HIPAA compliance: Protect yourself from others' mistakes

A few months ago, a client called to review a business associate agreement (BAA) they were about to sign with a well-known company whose entire business is providing services to insurance agencies (names have been left out to protect… the other party). Upon review, we discovered there was no indemnification clause in the agreement. Our concern sparked a call between our team, the agency, and the vendor, during which we were informed that the company’s board had explicitly forbidden the legal department from offering indemnification in their service agreements with agents – even though they are often the one holding all of the protected health information (PHI) that the agency has on their clients.

Today, when so many agents, brokers, and consultants rely on third parties to support their daily operations, you must understand what your exposure is if your valued business partners fall victim to an event that results in a HIPAA breach.

So, what is an indemnification clause, why is this so important, and why should your group insist on this in your BAAs?

Imagine you borrow a friend’s car, and while driving around, you have an accident. Everyone involved – your friend, you, and the other party involved in the accident – must clearly understand who is responsible. Fortunately, there are protections under auto insurance rules that determine whose policy covers the accident.

Does your BAA protect your agency? Probably not…

 When it comes to PHI, you have a responsibility to your clients to protect their information, and by having a BAA, your subcontractors are agreeing to protect this information, too. If you don’t have the proper indemnification clauses in the agreement, you could be left holding the bill if your subcontractor has a breach. You could sue the subcontractor, but clearly defining responsibilities is better and cleaner for your business. If a subcontractor has a breach, they should accept responsibility and be willing to make your company whole. Remember, contracts aren’t there for when everything goes right; they are there if there is an issue, so responsibilities must be clearly defined.

What’s covered and who pays?

Here are the key reasons why indemnification provisions are essential for agencies:

• Safety shields: Indemnification clauses are like shields, protecting one party if the other has an issue. If someone wrecks your car,  they might have to pay fines or legal fees.

• Sharing the risk: The person who drives or, in the case of your BAA, handles your PHI is the responsible party. Your BAA must clearly define who is accountable to protect your organization.
• Reminders: Indemnification clauses remind your contractors to follow HIPAA’s Rules and protect the PHI you’ve entrusted to their care. 

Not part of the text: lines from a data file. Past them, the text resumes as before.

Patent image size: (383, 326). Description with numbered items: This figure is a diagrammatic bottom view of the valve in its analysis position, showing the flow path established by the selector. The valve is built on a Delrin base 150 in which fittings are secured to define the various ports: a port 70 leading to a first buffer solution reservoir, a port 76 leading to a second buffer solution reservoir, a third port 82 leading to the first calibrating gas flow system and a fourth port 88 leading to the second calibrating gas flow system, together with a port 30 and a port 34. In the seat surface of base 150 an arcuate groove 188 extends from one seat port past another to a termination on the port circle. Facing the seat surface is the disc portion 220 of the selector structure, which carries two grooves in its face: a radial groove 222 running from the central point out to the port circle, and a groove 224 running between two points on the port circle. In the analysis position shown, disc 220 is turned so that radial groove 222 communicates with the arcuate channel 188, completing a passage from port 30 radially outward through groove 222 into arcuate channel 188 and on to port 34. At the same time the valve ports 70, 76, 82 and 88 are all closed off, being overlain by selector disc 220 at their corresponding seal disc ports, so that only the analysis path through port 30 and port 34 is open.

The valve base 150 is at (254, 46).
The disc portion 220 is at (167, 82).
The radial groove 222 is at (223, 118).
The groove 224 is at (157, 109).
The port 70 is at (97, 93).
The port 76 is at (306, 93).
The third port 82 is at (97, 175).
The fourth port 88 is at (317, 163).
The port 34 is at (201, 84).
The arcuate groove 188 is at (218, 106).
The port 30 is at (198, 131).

• Breach notification: The BAA needs to inform everyone immediately about an issue and help clean up the mess as best as possible. Breach mitigation could mean telling the affected parties and/or financially stepping up to pay for credit monitoring. 

Indemnification clauses in HIPAA-related contracts are essential in outlining responsibilities and safeguarding parties against legal liabilities. Reviewing your BAA to ensure it has the proper provisions to protect your organization if there is a breach is imperative. If you haven’t checked your BAAs recently, now is the time to review and renew those agreements and ensure they protect your organization and livelihood.